The mix that I like on this record is the Peter Rauhofer mix. He's one of my favorite producers, going way back to his Club 69 days. The thing is, with Peter, there's this certain kind of sound he produces that I really like, and there's this other harder sound he produces that I hate. Peter, with me, is a love and hate thing. No one else does it like this. It's a very sexy tribal-house sound that uses progressive overtones without sounding dull. It's very electric and uses a really good male vocal by Maria Matto. Hmm. Well, I guess it could be a woman or a man with no balls; I'm not sure. Star 69 is one of my favorite labels; they always have stuff to fit my needs. This track really is the bollocks. I'd use it toward the end of the night when I'm playing quite up there and really pumping it. I would imagine Sasha and John Digweed playing this one, a very hands-in-the-air track.
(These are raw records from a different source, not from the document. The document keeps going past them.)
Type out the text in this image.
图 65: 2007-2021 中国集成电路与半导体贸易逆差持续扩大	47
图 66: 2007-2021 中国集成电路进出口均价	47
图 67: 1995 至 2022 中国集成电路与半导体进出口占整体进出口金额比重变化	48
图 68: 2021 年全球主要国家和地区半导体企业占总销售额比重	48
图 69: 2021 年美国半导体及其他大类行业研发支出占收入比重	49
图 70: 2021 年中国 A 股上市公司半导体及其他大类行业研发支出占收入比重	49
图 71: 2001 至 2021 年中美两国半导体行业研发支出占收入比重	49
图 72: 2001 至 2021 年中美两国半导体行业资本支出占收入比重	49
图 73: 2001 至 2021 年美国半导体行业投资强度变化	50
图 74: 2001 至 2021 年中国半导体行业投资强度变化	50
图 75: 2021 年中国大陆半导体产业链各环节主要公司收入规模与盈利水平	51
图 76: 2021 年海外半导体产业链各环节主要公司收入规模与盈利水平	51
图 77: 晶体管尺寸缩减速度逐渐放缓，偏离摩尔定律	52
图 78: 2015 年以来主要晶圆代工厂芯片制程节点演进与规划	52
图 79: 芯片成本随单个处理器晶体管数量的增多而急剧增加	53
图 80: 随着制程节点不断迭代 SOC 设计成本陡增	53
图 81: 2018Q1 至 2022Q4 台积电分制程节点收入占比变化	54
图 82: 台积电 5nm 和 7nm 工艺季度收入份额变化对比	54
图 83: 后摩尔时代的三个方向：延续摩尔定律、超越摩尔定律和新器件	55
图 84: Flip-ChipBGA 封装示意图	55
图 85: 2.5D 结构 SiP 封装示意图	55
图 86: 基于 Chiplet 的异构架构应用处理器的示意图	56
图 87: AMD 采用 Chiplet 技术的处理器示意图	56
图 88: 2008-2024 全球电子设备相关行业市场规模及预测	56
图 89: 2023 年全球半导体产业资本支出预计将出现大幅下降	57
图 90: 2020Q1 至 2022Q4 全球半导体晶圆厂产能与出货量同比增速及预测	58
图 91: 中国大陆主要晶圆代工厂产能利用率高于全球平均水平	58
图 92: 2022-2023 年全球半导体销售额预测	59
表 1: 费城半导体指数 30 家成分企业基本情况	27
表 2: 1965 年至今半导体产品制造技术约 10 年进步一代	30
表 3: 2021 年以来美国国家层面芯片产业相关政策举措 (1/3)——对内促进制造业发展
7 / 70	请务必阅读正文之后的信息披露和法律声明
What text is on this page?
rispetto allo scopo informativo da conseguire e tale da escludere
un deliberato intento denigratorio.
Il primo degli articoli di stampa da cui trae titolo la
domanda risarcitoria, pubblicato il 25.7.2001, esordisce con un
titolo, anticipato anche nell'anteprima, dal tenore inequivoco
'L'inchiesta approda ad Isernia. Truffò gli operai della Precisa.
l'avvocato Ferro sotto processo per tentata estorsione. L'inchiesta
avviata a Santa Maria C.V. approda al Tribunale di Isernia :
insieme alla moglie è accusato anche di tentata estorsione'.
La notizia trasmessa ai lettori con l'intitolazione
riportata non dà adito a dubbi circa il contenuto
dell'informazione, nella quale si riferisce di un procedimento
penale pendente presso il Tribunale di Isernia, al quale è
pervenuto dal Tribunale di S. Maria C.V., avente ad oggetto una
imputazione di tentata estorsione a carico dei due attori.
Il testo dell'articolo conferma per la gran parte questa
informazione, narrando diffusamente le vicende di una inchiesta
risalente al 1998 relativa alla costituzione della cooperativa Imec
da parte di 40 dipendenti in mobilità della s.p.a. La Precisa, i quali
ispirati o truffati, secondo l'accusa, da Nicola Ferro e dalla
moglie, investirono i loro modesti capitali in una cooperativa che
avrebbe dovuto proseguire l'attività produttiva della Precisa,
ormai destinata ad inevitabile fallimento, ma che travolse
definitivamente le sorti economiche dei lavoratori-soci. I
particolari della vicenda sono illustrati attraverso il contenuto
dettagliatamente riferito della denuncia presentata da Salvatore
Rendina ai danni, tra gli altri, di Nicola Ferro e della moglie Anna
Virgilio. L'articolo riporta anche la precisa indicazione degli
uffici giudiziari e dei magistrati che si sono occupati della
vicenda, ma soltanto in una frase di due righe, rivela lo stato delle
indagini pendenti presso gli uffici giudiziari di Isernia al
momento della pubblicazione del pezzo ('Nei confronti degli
“Untamed”/“Quest Forsaken” (Regress)

This is filthy, twisted, dark house at its best. It's mad. It is the kind of track that I throw on when I've been playing for three or four hours. I've taken them up. I've taken them down. Now, I just want to have a bit of craziness on the dancefloor, so this is exactly the kind of track I'd play. It's got loads of noises flying in and out of everywhere and doesn't follow any sort of rules. It's out there, but it's strong and has a lot of energy. It doesn't build one way or do one certain thing but is made to fuck with your head. That's why I purchased this one — for that kind of moment.